Tempestade perfeita
O desenrolar da aventura independentista da Catalunha cumpriu um roteiro que já se desenhava muito claro. Dadas as bases da empreitada, dificilmente poderia haver outro desfecho que não a decisão do premiê da Espanha, Mariano Rajoy, de dissolver o governo catalão e convocar novas eleições.
A querela pôs frente a frente duas figuras quase imiscíveis: Rajoy e Carles Puigdemont, então chefe da administração local e artífice do plebiscito organizado à revelia da autoridade de Madri —que dispõe da prerrogativa constitucional de autorizar ou não consultas dessa natureza por parte das comunidades autônomas espanholas.

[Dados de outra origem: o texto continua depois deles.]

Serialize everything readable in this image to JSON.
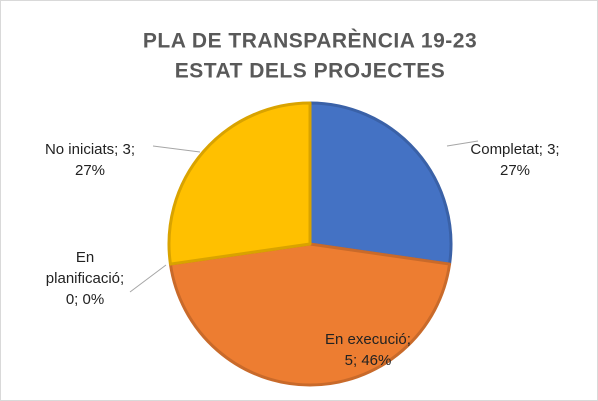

Configurado o descumprimento legal, o líder catalão, que iniciou carreira política como deputado por um partido nacionalista, viuse numa encruzilhada. Se desistisse da ofensiva, correria o risco de ficar marcado entre seus simpatizantes como traidor. Optasse por seguir adiante, fecharia de vez as portas para uma negociação.

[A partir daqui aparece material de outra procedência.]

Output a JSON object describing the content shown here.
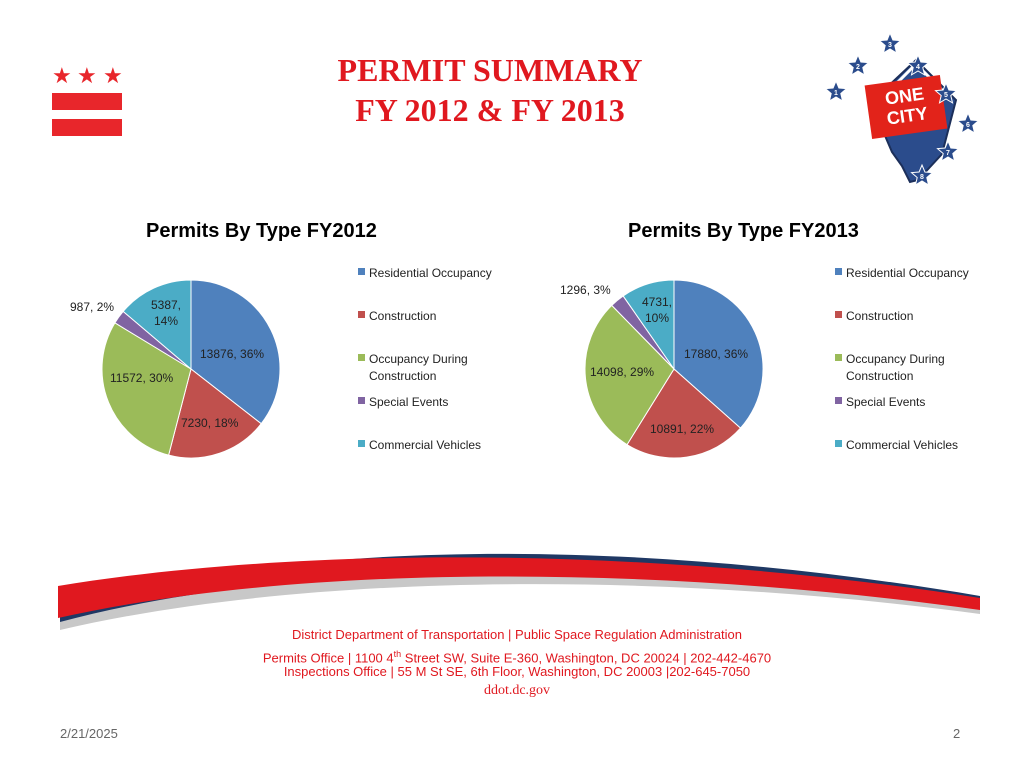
{
  "slide": {
    "title_line1": "PERMIT SUMMARY",
    "title_line2": "FY 2012 & FY 2013",
    "date": "2/21/2025",
    "page_number": "2"
  },
  "logo": {
    "text_line1": "ONE",
    "text_line2": "CITY",
    "star_numbers": [
      "1",
      "2",
      "3",
      "4",
      "5",
      "6",
      "7",
      "8"
    ]
  },
  "flag": {
    "stars": [
      "★",
      "★",
      "★"
    ]
  },
  "colors": {
    "residential": "#4f81bd",
    "construction": "#c0504d",
    "occupancy_during_construction": "#9bbb59",
    "special_events": "#8064a2",
    "commercial_vehicles": "#4bacc6",
    "title_red": "#e0181f"
  },
  "chart_data": [
    {
      "type": "pie",
      "title": "Permits By Type FY2012",
      "categories": [
        "Residential Occupancy",
        "Construction",
        "Occupancy During Construction",
        "Special Events",
        "Commercial Vehicles"
      ],
      "values": [
        13876,
        7230,
        11572,
        987,
        5387
      ],
      "labels": [
        "13876, 36%",
        "7230, 18%",
        "11572, 30%",
        "987, 2%",
        "5387, 14%"
      ],
      "legend_position": "right"
    },
    {
      "type": "pie",
      "title": "Permits By Type FY2013",
      "categories": [
        "Residential Occupancy",
        "Construction",
        "Occupancy During Construction",
        "Special Events",
        "Commercial Vehicles"
      ],
      "values": [
        17880,
        10891,
        14098,
        1296,
        4731
      ],
      "labels": [
        "17880, 36%",
        "10891, 22%",
        "14098, 29%",
        "1296, 3%",
        "4731, 10%"
      ],
      "legend_position": "right"
    }
  ],
  "legend": {
    "items": [
      "Residential Occupancy",
      "Construction",
      "Occupancy During Construction",
      "Special Events",
      "Commercial Vehicles"
    ]
  },
  "footer": {
    "line1": "District Department of Transportation | Public Space Regulation Administration",
    "line2_a": "Permits Office | 1100 4",
    "line2_sup": "th",
    "line2_b": " Street SW, Suite E-360, Washington, DC 20024 | 202-442-4670",
    "line3": "Inspections Office | 55 M St SE, 6th Floor, Washington, DC 20003  |202-645-7050",
    "line4": "ddot.dc.gov"
  }
}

Errático, ele chegou a declarar a independência para, ato contínuo, suspender seus efeitos e pedir diálogo. O aparente recuo provou-se inútil, pois na prática Puigdemont não desistiu de seu projeto como exigia Rajoy —este, notório pelo pouco tato para lidar com o separatismo desde quando era apenas líder oposicionista.
Somadas as inflexibilidades de ambos os lados, a tempestade perfeita se abateu sobre a região. Ressalve-se que o grande polo de turbulência foi Puigdemont, que levou até o fim um movimento do qual a maioria dos catalães discordava (52% a 39%) e que dispunha de apoio internacional quase nulo.
Por inédita, a destituição de autoridades regionais e a realização de um novo pleito foram entendidas como uma punição muito rigorosa. Rajoy, entretanto, valeuse da lei, tão somente.
O artigo 155 da Constituição permite que se tomem “medidas necessárias” quando uma comunidade autônoma não cumpre com suas obrigações. Embora o texto não especifique quais seriam tais ações, existe amplo consenso sobre a validade de se dissolver os poderes locais para garantir a unidade territorial do país.
Ao lado do premiê, aliás, está a maior parte da sociedade catalã. Segundo pesquisa, 52% estão de acordo com a eleição em dezembro.
Em outra sondagem, a coalizão independentista não conseguiria maioria no Parlamento regional. Um preço político alto, mas não tanto quanto o que Puigdemont pagará caso seja condenado pelo crime de rebelião de que foi acusado pelo Ministério Público.